The report recommends that climate change be integrated into the nation’s security strategies and says the United States “should commit to a stronger national and international role to help stabilize climate changes at levels that will avoid significant disruption to global security and stability.”

The report, called “National Security and the Threat of Climate Change,” was commissioned by the Center for Naval Analyses, a government-financed research group, and written by a group of retired generals and admirals called the Military Advisory Board.

In March, a report from the Global Business Network, which advises intelligence agencies and the Pentagon on occasion, concluded, among other things, that rising seas and more powerful storms could eventually generate unrest as crowded regions like Bangladesh’s sinking delta become less habitable.

One of the authors of the report, Peter Schwartz, a consultant who studies climate risks and other trends for the Defense Department and other clients, said the climate system, jogged by a century-long buildup of heat-trapping gases, was likely to rock between extremes that could wreak havoc in poor countries with fragile societies.

“Just look at Somalia in the early 1990s,” Mr. Schwartz said. “You had disruption driven by drought, leading to the collapse of a society, humanitarian relief efforts, and then disastrous U.S. military intervention. That event is prototypical of the future.”

“Picture that in Central America or the Caribbean, which are just as likely,” he said. “This is not distant, this is now.
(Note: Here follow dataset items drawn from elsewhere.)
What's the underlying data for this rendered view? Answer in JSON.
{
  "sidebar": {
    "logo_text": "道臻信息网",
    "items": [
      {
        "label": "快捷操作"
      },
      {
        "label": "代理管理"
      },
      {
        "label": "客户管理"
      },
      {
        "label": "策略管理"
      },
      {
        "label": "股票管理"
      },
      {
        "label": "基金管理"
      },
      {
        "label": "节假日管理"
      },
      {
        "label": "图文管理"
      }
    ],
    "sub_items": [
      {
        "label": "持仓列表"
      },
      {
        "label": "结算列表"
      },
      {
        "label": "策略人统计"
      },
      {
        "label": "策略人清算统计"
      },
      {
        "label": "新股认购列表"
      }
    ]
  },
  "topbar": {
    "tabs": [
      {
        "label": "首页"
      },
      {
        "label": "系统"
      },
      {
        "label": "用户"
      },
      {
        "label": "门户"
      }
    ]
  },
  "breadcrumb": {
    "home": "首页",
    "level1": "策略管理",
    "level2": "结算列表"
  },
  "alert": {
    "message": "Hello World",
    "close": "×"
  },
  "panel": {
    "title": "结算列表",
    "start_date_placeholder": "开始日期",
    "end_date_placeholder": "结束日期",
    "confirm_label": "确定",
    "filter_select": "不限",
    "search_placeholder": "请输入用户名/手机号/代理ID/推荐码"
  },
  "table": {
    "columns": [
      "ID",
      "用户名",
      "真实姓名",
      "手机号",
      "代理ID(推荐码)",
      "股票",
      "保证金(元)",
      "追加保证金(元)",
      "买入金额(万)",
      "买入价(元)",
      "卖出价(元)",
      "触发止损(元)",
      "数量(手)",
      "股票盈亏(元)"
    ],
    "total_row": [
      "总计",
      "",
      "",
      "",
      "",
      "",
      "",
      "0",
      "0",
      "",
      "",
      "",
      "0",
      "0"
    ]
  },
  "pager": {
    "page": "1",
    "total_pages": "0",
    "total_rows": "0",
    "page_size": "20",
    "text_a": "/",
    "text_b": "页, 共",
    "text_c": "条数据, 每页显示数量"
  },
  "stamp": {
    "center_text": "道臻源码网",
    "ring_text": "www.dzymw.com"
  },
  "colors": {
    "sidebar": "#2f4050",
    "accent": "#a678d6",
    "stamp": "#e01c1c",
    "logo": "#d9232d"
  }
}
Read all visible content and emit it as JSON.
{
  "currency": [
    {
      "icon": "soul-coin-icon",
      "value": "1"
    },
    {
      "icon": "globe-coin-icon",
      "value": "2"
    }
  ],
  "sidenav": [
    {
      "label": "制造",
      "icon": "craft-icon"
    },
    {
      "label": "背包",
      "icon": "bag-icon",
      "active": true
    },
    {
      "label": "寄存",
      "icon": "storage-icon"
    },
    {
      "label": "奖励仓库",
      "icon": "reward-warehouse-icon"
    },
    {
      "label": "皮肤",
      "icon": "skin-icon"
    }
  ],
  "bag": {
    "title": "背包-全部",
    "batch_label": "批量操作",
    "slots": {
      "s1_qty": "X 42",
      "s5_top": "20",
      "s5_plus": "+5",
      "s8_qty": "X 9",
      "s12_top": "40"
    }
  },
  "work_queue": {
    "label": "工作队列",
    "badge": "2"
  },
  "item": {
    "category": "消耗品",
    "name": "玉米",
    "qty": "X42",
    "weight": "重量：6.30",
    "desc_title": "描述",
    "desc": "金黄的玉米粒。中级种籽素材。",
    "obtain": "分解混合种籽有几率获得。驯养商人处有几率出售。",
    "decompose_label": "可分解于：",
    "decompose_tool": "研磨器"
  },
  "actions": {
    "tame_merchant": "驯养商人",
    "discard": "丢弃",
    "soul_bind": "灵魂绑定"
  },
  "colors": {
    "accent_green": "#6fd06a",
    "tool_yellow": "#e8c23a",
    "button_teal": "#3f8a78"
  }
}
And we need to be preparing.”

Other recent studies have shown that drought and scant water have already fueled civil conflicts in global hot spots like Afghanistan, Nepal, and Sudan, according to several recent studies.

This bodes ill, given projections that human-driven warming is likely to make some of the world’s driest, poorest places drier still, experts said.

“The evidence is fairly clear that sharp downward deviations from normal rainfall in fragile societies elevate the risk of major conflict,” said Marc Levy of the Earth Institute at Columbia University, which recently published a study on the relationship between climate and civil war.

Given that climate models project drops in rainfall in such places in a warming world, Mr. Levy said, “It seems irresponsible not to take into account the possibility that a world with climate change will be a more violent world when making judgments about how tolerable such a world might be.”